Artificial Intelligence (AI) “I’m sorry, I don’t know how to help with that … Yet.”

For anyone who has invited Google Home, Amazon Echo, or other intelligent personal assistant devices into your home, the effect can be, well, disarming. Alexa (on Amazon Echo) likes to be addressed by name, while Google Home responds to “OK, Google” as the conversation starter. These are two of the leading intelligent personal assistants on the market, designed to help you manage your life, stay on top of your hectic schedule, and respond to your in-the-moment need for all types of information. And they’re just getting started.

Whichever of these “assistants” you might have welcomed into your home, it’s an intriguing taste of where artificial intelligence (AI) is at, and a portent of where it might be headed. Google Home can do everything from calling out the weather forecast for the day, to managing your shopping list, to telling jokes, to hauling out a definition of whatever new terminology might be puzzling you. She can recognize your voice, so with more than one household member talking to her, she can personalize better to the individual. If on occasion you ask her something that’s beyond her reach, she might respond that “I’m sorry, I don’t know how to help with that yet”, but, given the range of things she can help with, that “yet” at the end might feel just a little ominous.

And that’s the exciting and maybe even scary thing. The “intelligence” of AI is growing all the time. And AI is out there in many forms, from Amazon’s product recommendations to self-drive cars.

Let’s step back for a minute, though, and clarify what exactly AI is.

AI is a broad umbrella term for making software simulate the things that humans can do, like solve problems, play chess, or drive a car, and ultimately do those things better and faster than humans. In other words, AI is about building machines capable of intelligent behavior. The scope of AI is broad, with AI powering features on your smartphone, in self-driving cars, in your Amazon recommendation list. And then there are the amazing new advances that we haven’t figured out yet that might change our world dramatically in the not too distant future.

Because of its scope, we have different categorizations of AI, from “narrow” and “weak” AI to “general” AI. Narrow is machine intelligence that specializes in just one area, such as chess or driving. And this is the kind of AI that some predict will result in a huge number of jobs being replaced. General AI, at the other end of the spectrum, refers to AI systems that can theoretically handle any task – just like human intelligence; such systems are a lot less common than their narrow AI cousins.

There are lots of exciting advancements in the AI field, including in the learning space. At Learning Technologies 2017, Donald Clark offered insight into a few of the emerging examples of AI at work in learning. From the online tutor bot that successfully supported students through a semester in an AI module at Georgia Tech, without the vast majority of students realizing it wasn’t a human, to the AI “student” that performed in the top 20% of students the University of Tokyo entrance exams, it’s clear that AI is not only creeping into learning, but has huge potential in terms of application.  

And while these types of educational projects may not be very common, aspects of AI offer several affordances that can be used today in learning.

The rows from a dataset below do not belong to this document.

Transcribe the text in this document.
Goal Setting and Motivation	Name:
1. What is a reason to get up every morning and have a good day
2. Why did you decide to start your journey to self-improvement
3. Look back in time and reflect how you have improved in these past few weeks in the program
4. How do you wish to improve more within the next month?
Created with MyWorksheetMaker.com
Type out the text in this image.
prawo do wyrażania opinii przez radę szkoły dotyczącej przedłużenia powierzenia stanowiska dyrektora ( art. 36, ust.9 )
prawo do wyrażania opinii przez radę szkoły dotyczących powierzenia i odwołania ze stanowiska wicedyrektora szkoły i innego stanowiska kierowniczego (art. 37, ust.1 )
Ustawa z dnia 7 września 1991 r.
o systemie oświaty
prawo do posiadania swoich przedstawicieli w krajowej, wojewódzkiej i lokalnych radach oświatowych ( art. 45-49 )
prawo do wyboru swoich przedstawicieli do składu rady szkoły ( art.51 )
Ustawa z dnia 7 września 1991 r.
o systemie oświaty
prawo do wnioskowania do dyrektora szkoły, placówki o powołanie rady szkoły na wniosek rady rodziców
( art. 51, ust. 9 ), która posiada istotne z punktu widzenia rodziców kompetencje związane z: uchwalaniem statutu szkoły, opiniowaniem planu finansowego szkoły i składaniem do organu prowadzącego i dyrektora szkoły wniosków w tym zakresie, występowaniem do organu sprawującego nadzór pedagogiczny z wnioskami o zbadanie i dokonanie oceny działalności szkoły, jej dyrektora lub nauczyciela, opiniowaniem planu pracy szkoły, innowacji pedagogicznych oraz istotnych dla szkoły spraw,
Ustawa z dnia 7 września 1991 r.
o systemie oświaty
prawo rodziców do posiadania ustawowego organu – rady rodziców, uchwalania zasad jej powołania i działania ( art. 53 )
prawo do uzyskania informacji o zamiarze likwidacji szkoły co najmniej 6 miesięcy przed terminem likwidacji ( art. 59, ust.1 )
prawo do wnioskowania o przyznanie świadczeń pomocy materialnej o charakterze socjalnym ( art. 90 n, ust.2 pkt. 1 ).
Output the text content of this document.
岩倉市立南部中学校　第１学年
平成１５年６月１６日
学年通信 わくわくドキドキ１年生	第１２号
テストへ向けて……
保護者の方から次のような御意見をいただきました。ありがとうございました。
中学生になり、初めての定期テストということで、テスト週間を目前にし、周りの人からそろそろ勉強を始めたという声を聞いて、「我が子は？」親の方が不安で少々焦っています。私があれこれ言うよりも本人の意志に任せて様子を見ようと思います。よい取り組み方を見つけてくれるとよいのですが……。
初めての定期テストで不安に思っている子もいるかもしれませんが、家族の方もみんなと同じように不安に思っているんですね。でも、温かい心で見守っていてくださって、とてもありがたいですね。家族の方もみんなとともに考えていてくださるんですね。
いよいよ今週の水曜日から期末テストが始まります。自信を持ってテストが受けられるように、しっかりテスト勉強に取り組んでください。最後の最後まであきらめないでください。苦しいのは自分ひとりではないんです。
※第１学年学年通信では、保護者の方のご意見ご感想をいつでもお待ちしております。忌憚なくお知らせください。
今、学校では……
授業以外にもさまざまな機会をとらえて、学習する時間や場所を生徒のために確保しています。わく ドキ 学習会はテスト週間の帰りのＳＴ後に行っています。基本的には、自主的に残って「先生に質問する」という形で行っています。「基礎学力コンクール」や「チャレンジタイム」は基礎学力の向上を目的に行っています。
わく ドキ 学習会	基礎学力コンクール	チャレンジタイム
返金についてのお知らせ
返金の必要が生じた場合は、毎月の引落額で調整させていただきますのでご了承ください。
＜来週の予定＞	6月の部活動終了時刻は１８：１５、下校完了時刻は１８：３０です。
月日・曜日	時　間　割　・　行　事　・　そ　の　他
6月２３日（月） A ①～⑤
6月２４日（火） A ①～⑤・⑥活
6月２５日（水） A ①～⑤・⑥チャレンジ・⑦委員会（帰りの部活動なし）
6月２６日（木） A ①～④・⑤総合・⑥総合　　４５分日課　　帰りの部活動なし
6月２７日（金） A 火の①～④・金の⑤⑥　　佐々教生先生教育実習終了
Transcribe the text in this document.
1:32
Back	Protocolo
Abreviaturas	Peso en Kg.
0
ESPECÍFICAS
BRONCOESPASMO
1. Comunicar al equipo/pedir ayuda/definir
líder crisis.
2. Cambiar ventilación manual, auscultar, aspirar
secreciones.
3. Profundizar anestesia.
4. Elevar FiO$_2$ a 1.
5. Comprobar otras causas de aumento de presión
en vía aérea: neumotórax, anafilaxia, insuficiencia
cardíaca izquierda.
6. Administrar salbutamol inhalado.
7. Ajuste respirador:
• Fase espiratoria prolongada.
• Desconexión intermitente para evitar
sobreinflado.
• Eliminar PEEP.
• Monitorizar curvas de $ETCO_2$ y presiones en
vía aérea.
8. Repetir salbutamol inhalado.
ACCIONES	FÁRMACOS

Everyday apps such as Netflix, YouTube and Amazon use AI to make personalized suggestions or recommendations to us based on our prior activity, our usage patterns, repetitions, and so on. This kind of personalization is readily applicable in learning, guiding learners to what to study next based on previous usage and history.

Data can also help uncover better ways to design learning – helping to identify students who might be at risk of failure, pinning down what’s working, what’s not, what’s needed, and how to improve our teaching and learning approaches. And with robot writers offering a future where content is produced in a different way, the possibilities are huge for learning environments that utilize the best of system-based and human-based intelligence.

So, if you’re involved in learning, perhaps it’s time to start looking at where, what, and how AI can enhance the way we design, develop, deliver, and optimize workplace learning. AI, along with clever use of data, has much to offer in helping us shape more powerful user-centered experiences that meet the needs and wants of modern learners and the changing nature of work.

And while there are certainly some things that your virtual home assistant can’t assist you with yet, one can’t help thinking that the “can’t help” response may soon become a thing of the past.